Même le jardin de la maison de campagne des Van Eck est conçu comme un projet pédagogique. Dans l’esprit des jardins anglais et tournant le dos aux réguliers jardins « à la française », il dénote une volonté de repenser les paysages, d’y rendre à la nature la pureté et l’harmonie de son équilibre originel en la laissant elle aussi s’épanouir plus librement. Les auteurs s’intéressent aussi à la vie sociale de l’enfant, à sa perception de l’espace et du temps ou aux interactions de son éducation avec son entourage : cellule familiale, domestiques, professeurs, etc. Sur une échelle plus nationale, ils tentent d’expliquer, en se fondant sur la littérature traitant de la pensée utopique, comment les idées des Lumières étaient interprétées ou vécues en Hollande, puis consacrent un chapitre entier à la révolution pacifique hollandaise de 1795, au cours de laquelle le père et l’oncle d’Otto jouent un rôle politique de premier ordre. Dans cette tentative de création d’une société nouvelle, les enfants ne sont nullement laissés de côté : les « catéchismes révolutionnaires » révèlent une volonté de repenser le système éducatif des générations futures en promouvant le patriotisme et les valeurs républicaines. Vient aussi la question des idées et des pratiques religieuses, et notamment le développement de courants tels que la théophilantropie (la philosophie naturelle) ou la physico-théologie, ainsi que leur influence sur la famille Van Eck.

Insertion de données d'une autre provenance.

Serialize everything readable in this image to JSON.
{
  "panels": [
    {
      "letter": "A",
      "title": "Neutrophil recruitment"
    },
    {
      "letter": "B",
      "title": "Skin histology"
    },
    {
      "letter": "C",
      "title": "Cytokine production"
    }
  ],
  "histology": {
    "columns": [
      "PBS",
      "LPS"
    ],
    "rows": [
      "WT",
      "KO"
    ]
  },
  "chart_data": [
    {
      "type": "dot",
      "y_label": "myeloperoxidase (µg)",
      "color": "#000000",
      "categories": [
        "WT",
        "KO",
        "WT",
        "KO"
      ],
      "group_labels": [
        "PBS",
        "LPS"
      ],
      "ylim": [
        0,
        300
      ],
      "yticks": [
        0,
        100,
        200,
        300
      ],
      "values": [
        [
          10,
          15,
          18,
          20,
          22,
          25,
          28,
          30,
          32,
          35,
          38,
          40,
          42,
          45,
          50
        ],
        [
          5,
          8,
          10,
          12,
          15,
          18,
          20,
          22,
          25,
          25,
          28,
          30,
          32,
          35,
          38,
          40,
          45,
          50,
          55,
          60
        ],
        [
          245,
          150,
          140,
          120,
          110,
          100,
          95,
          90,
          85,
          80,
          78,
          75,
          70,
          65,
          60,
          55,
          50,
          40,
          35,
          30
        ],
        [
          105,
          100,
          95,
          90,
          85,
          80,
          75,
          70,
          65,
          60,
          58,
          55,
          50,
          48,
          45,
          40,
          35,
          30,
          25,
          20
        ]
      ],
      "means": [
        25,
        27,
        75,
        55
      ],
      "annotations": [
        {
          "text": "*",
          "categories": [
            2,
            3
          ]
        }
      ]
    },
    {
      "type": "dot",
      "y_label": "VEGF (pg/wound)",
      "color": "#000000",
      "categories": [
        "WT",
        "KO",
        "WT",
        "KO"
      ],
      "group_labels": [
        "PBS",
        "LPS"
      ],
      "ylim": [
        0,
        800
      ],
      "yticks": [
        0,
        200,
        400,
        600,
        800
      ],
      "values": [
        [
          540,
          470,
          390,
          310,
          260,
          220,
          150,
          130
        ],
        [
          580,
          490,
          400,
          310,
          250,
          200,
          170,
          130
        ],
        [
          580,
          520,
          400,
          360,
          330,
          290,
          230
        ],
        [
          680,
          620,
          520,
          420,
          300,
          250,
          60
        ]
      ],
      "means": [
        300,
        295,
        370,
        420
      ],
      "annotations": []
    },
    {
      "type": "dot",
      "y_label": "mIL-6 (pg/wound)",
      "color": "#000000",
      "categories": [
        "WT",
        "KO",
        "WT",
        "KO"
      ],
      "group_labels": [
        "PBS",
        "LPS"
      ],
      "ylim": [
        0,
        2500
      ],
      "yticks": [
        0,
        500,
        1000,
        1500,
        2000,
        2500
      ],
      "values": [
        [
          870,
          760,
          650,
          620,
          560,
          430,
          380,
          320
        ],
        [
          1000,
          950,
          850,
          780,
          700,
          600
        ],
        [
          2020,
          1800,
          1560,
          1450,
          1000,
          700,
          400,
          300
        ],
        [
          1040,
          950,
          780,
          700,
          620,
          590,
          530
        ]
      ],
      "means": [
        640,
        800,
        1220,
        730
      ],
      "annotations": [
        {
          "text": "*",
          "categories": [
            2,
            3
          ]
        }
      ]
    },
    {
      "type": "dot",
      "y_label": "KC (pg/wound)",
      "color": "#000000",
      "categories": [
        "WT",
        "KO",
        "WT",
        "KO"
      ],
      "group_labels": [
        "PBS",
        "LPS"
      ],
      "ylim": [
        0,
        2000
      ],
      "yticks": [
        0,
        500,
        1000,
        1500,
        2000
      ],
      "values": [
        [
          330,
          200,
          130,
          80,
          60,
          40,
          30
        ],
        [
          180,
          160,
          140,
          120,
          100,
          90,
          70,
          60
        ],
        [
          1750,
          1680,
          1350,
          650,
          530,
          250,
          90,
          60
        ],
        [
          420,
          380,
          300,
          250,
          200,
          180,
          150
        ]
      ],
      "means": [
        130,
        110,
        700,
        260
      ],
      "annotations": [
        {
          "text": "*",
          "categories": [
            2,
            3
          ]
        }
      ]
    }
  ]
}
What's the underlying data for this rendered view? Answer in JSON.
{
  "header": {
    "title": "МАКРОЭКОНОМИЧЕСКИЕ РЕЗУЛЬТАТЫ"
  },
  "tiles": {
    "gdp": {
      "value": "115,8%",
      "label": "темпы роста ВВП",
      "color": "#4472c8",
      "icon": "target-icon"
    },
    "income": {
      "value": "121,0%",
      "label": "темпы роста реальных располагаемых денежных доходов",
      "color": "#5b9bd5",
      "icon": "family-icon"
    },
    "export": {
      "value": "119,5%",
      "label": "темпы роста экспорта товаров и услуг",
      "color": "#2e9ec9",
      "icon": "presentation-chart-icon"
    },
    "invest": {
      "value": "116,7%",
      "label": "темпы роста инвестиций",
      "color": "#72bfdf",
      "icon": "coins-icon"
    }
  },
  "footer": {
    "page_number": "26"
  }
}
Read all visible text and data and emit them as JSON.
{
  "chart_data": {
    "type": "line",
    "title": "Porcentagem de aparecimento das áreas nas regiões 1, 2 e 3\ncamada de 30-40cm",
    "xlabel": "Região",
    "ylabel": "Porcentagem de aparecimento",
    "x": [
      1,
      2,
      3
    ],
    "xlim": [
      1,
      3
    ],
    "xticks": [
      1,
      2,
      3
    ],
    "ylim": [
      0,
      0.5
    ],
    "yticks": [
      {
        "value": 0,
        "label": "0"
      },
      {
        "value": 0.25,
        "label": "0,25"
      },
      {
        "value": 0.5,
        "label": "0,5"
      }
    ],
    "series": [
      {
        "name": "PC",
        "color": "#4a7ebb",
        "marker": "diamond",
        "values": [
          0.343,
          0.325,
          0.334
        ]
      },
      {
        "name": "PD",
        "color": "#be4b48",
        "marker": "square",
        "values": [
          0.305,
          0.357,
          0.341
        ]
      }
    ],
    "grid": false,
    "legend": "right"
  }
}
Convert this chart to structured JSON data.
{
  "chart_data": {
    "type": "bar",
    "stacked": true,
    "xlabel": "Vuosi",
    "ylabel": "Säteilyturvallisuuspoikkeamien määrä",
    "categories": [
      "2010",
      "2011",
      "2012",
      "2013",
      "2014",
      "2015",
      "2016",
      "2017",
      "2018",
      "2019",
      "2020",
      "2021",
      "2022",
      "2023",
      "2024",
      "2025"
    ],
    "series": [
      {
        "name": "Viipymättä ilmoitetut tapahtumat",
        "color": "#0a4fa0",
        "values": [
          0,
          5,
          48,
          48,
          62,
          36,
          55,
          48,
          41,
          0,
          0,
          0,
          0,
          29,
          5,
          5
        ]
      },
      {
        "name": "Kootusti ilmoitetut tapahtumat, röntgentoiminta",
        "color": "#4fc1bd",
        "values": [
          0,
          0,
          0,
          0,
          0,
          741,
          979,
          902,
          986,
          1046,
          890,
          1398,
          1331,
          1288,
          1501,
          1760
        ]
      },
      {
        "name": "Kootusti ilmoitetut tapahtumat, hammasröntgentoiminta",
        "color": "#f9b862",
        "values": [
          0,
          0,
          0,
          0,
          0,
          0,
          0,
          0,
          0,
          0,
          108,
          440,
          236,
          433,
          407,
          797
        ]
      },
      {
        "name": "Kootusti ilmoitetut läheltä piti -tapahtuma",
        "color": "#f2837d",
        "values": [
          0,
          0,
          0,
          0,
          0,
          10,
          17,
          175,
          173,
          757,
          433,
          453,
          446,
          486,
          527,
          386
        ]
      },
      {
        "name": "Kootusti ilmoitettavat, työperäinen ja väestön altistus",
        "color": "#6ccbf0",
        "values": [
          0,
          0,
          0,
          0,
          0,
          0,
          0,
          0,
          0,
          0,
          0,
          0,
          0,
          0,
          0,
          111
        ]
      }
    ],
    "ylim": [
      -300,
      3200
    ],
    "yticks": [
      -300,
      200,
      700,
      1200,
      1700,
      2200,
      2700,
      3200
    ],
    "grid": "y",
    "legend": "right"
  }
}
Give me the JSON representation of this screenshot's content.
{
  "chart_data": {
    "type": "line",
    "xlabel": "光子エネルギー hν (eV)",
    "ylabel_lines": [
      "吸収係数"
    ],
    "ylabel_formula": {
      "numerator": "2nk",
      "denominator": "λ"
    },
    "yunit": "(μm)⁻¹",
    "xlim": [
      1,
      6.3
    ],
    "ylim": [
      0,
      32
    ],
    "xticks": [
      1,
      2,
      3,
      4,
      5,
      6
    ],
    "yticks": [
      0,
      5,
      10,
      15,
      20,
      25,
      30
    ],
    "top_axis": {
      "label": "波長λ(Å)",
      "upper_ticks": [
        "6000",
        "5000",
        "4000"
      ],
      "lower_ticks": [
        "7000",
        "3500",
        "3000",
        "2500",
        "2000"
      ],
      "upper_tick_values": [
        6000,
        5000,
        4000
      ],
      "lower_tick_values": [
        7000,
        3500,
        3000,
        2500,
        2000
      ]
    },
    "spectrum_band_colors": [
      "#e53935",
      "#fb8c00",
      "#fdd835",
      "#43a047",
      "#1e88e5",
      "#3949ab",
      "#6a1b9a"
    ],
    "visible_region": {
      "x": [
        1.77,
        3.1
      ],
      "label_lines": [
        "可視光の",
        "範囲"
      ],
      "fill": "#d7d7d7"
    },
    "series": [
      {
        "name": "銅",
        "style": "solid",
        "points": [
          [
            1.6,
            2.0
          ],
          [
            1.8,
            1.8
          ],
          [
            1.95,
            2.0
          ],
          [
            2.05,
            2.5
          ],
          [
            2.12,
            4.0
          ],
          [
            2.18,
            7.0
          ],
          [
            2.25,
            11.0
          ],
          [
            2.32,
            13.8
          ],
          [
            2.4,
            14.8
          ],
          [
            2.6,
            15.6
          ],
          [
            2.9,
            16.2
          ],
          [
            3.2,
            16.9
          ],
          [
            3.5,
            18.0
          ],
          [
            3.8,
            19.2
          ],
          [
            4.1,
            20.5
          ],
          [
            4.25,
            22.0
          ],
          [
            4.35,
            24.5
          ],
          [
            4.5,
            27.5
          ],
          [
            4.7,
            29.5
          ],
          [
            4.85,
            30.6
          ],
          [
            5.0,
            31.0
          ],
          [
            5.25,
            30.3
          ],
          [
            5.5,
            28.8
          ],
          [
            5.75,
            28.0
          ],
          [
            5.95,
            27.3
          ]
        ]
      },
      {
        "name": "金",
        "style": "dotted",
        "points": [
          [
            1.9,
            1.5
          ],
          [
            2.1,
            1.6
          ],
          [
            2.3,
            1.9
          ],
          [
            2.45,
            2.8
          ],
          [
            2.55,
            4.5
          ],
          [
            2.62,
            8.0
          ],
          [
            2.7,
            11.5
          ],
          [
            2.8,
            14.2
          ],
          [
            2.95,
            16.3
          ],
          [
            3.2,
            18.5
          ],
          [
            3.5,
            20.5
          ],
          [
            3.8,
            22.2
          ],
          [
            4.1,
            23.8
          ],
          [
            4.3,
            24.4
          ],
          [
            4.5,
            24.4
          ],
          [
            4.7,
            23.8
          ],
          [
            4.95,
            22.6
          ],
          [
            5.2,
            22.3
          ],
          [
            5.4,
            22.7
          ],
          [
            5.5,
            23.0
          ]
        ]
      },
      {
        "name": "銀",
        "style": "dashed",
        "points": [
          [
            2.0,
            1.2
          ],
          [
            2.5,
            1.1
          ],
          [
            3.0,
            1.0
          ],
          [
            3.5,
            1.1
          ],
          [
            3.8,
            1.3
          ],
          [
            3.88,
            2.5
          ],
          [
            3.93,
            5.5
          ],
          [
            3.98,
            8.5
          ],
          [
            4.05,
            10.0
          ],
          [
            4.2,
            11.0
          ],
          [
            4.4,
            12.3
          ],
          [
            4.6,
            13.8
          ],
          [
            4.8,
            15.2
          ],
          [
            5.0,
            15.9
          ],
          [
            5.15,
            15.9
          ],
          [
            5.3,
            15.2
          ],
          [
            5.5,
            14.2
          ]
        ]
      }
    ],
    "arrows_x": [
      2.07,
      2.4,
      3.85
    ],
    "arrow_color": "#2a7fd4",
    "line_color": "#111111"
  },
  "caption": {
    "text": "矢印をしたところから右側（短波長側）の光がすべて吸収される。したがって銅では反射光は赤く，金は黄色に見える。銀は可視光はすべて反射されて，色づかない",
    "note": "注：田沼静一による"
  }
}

Enfin, sont évoqués la maladie puis le décès précoce du jeune homme : perception de la mort, fragilité de la vie, foi en la science et en la médecine pour trouver des remèdes efficaces et corriger les imperfections de la nature. Touche par touche, le constant va-et-vient entre le journal et un éclairage plus large du contexte, les publications de l’époque, les courants d’idées, les préoccupations de l’entourage, la vie quotidienne, nous offre un tableau à la fois extrêmement vivant et remarquablement documenté de ce que pouvait être la recherche de choix de vie plus pertinents et novateurs à une période de bouleversements aussi profonds, radicaux et tragiques. Il met aussi clairement en évidence le rôle central des lectures dans la circulation des idées, notamment par le biais des journaux et des ouvrages écrits ou traduits en langue vernaculaire. Il montre enfin la place des livres et de la lecture dans ce milieu social privilégié mais désireux de changements, et particulièrement réceptif aux idées les plus novatrices de l’époque.